Jiawei Lian, Jianhong Pan, Lefan Wang et al. · The Hong Kong Polytechnic University · Northwestern Polytechnical University
Jailbreaks safety-aligned LLMs by targeting semantic representation space rather than exact affirmative token patterns
Large Language Models (LLMs) increasingly employ alignment techniques to prevent harmful outputs. Despite these safeguards, attackers can circumvent them by crafting prompts that induce LLMs to generate harmful content. Current methods typically target exact affirmative responses, such as ``Sure, here is...'', suffering from limited convergence, unnatural prompts, and high computational costs. We introduce Semantic Representation Attack, a novel paradigm that fundamentally reconceptualizes adversarial objectives against aligned LLMs.

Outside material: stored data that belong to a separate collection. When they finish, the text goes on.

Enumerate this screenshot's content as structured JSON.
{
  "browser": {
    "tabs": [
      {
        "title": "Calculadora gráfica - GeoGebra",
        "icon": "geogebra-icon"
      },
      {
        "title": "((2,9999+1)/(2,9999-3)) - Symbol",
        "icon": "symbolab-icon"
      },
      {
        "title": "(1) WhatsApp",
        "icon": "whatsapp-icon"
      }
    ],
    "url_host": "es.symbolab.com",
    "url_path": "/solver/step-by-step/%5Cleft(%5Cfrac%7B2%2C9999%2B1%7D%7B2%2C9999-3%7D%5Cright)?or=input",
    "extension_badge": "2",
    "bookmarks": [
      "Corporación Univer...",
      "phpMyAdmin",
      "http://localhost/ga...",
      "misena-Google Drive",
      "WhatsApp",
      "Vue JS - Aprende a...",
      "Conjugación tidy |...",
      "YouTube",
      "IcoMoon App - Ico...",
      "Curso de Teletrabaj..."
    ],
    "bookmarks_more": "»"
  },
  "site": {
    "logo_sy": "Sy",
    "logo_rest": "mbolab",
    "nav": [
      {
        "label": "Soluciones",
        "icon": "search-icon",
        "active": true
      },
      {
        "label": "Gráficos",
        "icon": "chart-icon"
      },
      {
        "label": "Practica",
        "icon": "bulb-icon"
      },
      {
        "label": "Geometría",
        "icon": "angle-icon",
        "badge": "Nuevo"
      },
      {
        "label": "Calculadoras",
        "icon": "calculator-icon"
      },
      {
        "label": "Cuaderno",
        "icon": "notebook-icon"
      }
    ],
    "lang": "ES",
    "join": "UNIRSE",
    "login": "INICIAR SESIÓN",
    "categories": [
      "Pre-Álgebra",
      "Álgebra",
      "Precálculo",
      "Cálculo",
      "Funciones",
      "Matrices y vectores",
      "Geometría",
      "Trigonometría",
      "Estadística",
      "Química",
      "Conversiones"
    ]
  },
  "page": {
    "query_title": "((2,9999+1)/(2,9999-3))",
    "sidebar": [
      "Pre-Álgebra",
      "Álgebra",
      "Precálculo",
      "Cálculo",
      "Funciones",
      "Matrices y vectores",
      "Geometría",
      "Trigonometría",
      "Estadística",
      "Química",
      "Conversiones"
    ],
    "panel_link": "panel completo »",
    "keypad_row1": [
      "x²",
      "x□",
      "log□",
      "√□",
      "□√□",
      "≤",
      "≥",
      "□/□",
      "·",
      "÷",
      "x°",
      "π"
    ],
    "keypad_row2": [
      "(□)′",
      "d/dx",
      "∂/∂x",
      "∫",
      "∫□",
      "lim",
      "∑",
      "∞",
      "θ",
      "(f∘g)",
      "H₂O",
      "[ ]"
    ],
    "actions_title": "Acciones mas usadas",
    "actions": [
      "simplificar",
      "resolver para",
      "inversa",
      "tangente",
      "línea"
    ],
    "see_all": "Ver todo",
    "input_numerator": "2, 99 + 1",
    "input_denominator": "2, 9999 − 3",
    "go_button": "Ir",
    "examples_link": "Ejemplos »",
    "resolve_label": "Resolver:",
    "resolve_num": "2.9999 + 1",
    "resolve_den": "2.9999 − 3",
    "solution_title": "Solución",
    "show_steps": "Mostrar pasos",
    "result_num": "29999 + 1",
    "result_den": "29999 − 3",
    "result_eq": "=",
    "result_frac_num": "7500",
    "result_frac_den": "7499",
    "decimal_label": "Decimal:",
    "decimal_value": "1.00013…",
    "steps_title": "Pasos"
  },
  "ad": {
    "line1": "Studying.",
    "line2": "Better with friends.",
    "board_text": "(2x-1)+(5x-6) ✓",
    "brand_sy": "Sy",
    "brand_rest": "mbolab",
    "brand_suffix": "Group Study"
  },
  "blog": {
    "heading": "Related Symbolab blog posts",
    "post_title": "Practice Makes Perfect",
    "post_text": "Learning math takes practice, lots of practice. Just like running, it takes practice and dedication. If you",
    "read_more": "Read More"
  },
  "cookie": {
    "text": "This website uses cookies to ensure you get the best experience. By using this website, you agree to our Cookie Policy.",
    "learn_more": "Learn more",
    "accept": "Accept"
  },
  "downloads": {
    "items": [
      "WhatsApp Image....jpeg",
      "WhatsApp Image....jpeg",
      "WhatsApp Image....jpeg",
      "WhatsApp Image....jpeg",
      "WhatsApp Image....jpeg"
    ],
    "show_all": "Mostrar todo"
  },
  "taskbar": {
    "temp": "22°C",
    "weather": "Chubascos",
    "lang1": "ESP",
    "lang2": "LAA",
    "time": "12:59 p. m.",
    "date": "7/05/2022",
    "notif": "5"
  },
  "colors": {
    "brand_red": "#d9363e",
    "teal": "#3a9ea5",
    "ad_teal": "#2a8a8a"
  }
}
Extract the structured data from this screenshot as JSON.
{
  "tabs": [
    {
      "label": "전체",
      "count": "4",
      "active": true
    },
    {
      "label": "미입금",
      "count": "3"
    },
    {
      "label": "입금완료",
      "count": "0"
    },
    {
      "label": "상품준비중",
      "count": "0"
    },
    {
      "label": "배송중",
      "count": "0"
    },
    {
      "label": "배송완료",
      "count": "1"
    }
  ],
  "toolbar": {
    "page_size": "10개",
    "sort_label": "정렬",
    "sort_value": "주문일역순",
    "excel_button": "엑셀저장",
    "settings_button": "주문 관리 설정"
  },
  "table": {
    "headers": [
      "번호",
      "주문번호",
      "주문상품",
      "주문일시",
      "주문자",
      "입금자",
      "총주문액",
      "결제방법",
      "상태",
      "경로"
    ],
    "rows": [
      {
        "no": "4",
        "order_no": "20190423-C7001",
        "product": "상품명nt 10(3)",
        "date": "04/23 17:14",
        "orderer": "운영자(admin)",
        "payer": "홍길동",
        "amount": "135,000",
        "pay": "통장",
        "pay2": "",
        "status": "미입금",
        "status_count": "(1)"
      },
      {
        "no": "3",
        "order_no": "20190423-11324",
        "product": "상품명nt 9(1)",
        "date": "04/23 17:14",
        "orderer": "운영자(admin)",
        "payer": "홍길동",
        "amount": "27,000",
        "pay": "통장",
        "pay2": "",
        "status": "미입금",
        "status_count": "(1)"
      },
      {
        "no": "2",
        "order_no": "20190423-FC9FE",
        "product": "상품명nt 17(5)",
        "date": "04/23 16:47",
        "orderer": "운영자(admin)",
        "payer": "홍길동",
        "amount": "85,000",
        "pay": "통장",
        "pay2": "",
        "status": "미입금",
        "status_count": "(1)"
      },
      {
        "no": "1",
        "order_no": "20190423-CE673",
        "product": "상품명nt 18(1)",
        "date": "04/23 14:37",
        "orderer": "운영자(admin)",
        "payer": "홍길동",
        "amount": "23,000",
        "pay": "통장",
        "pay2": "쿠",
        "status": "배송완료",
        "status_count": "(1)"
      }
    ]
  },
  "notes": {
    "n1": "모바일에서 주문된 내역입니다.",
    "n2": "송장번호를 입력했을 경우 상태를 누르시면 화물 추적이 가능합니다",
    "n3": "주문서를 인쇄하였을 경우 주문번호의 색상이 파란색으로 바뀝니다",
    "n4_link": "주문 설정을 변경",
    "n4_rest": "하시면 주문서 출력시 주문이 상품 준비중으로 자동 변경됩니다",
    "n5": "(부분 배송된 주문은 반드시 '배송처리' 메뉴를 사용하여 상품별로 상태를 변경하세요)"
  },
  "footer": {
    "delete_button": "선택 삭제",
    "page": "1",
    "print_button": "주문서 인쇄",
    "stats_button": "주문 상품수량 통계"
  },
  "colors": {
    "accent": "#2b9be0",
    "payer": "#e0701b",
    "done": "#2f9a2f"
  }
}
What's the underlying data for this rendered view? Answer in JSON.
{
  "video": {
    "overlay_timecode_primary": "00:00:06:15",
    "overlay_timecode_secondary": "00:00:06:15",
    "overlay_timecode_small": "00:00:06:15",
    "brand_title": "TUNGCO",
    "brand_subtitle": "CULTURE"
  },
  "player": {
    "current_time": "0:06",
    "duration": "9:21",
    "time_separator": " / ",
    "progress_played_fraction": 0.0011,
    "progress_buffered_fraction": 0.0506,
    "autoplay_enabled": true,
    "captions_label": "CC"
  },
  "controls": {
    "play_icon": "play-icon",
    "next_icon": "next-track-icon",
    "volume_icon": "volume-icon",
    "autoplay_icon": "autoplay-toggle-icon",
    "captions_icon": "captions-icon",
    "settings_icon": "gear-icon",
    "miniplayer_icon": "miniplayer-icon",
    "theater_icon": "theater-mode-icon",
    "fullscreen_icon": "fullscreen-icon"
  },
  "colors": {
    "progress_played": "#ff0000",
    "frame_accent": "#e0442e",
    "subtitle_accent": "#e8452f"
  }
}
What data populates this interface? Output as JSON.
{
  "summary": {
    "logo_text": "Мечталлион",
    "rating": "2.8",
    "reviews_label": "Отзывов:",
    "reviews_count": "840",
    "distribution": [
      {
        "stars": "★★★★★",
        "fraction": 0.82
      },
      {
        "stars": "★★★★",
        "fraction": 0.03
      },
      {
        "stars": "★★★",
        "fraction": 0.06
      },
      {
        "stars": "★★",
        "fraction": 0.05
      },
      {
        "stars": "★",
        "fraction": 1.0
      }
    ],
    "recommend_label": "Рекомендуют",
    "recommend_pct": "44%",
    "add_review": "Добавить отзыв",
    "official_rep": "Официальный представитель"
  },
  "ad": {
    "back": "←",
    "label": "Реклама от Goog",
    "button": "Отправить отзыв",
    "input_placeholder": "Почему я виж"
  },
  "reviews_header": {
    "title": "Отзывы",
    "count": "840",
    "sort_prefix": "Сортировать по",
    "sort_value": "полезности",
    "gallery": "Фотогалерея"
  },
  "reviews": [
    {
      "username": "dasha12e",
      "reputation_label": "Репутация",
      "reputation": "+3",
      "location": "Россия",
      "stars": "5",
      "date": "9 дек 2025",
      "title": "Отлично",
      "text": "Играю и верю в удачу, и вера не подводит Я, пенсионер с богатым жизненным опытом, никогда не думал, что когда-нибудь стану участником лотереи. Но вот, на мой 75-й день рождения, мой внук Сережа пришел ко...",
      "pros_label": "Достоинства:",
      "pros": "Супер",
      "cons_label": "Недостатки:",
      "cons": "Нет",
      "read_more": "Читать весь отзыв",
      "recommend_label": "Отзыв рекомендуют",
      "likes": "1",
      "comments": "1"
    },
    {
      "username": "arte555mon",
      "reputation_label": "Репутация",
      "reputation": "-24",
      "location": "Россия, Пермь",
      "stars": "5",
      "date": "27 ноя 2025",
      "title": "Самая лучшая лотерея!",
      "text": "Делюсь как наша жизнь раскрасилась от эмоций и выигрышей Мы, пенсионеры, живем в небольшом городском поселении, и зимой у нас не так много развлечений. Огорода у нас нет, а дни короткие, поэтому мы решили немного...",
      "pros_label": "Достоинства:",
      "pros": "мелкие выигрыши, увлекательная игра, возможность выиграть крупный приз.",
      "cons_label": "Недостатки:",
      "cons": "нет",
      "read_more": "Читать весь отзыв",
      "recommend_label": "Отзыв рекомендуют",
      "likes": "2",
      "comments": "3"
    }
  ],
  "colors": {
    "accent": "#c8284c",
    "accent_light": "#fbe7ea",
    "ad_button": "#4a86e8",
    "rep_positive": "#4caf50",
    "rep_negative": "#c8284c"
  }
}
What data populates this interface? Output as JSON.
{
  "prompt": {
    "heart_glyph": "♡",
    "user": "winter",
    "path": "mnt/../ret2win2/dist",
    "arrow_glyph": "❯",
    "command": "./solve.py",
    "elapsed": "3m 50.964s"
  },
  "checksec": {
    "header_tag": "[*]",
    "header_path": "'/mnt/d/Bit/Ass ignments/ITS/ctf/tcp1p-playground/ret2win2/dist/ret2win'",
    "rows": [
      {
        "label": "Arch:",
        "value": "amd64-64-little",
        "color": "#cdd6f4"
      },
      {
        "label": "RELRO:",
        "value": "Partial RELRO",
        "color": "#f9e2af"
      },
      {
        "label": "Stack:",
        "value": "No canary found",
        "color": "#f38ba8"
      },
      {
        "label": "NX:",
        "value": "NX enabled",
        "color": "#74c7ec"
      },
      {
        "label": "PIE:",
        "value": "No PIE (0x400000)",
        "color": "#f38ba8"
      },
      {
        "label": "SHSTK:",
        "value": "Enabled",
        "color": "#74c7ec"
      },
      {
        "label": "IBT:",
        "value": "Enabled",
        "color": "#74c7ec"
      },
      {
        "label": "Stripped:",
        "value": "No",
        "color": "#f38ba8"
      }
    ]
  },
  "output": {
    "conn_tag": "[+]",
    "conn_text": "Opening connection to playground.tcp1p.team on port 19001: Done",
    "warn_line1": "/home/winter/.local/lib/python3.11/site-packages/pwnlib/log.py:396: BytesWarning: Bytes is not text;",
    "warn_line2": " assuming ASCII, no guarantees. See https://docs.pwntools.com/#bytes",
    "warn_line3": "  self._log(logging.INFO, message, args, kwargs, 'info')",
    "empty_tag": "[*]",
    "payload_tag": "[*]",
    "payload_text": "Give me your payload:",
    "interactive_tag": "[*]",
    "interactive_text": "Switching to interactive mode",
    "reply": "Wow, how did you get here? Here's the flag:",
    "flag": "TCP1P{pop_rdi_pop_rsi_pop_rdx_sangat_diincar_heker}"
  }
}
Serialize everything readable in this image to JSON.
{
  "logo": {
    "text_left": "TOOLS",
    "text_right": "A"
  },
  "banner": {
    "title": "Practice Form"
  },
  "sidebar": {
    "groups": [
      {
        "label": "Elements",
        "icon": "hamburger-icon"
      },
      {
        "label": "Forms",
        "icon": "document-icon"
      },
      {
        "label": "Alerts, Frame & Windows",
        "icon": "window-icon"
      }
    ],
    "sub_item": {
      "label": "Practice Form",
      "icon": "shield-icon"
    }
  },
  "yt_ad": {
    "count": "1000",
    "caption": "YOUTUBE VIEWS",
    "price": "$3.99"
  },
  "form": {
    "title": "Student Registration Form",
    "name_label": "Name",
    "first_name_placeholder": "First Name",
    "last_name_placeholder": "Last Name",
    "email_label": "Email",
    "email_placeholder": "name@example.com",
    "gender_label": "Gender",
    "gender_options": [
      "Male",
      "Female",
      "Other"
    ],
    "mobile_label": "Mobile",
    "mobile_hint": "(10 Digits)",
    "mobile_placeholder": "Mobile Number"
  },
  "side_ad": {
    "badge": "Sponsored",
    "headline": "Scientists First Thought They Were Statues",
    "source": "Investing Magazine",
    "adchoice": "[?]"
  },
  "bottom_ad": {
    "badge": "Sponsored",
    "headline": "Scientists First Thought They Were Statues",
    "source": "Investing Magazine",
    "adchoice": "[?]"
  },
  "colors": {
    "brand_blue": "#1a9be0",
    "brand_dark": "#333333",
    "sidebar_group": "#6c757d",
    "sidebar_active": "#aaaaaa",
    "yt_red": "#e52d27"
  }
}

Rather than targeting exact textual patterns, our approach exploits the semantic representation space comprising diverse responses with equivalent harmful meanings. This innovation resolves the inherent trade-off between attack efficacy and prompt naturalness that plagues existing methods. The Semantic Representation Heuristic Search algorithm is proposed to efficiently generate semantically coherent and concise adversarial prompts by maintaining interpretability during incremental expansion. We establish rigorous theoretical guarantees for semantic convergence and demonstrate that our method achieves unprecedented attack success rates (89.41\% averaged across 18 LLMs, including 100\% on 11 models) while maintaining stealthiness and efficiency. Comprehensive experimental results confirm the overall superiority of our Semantic Representation Attack. The code will be publicly available.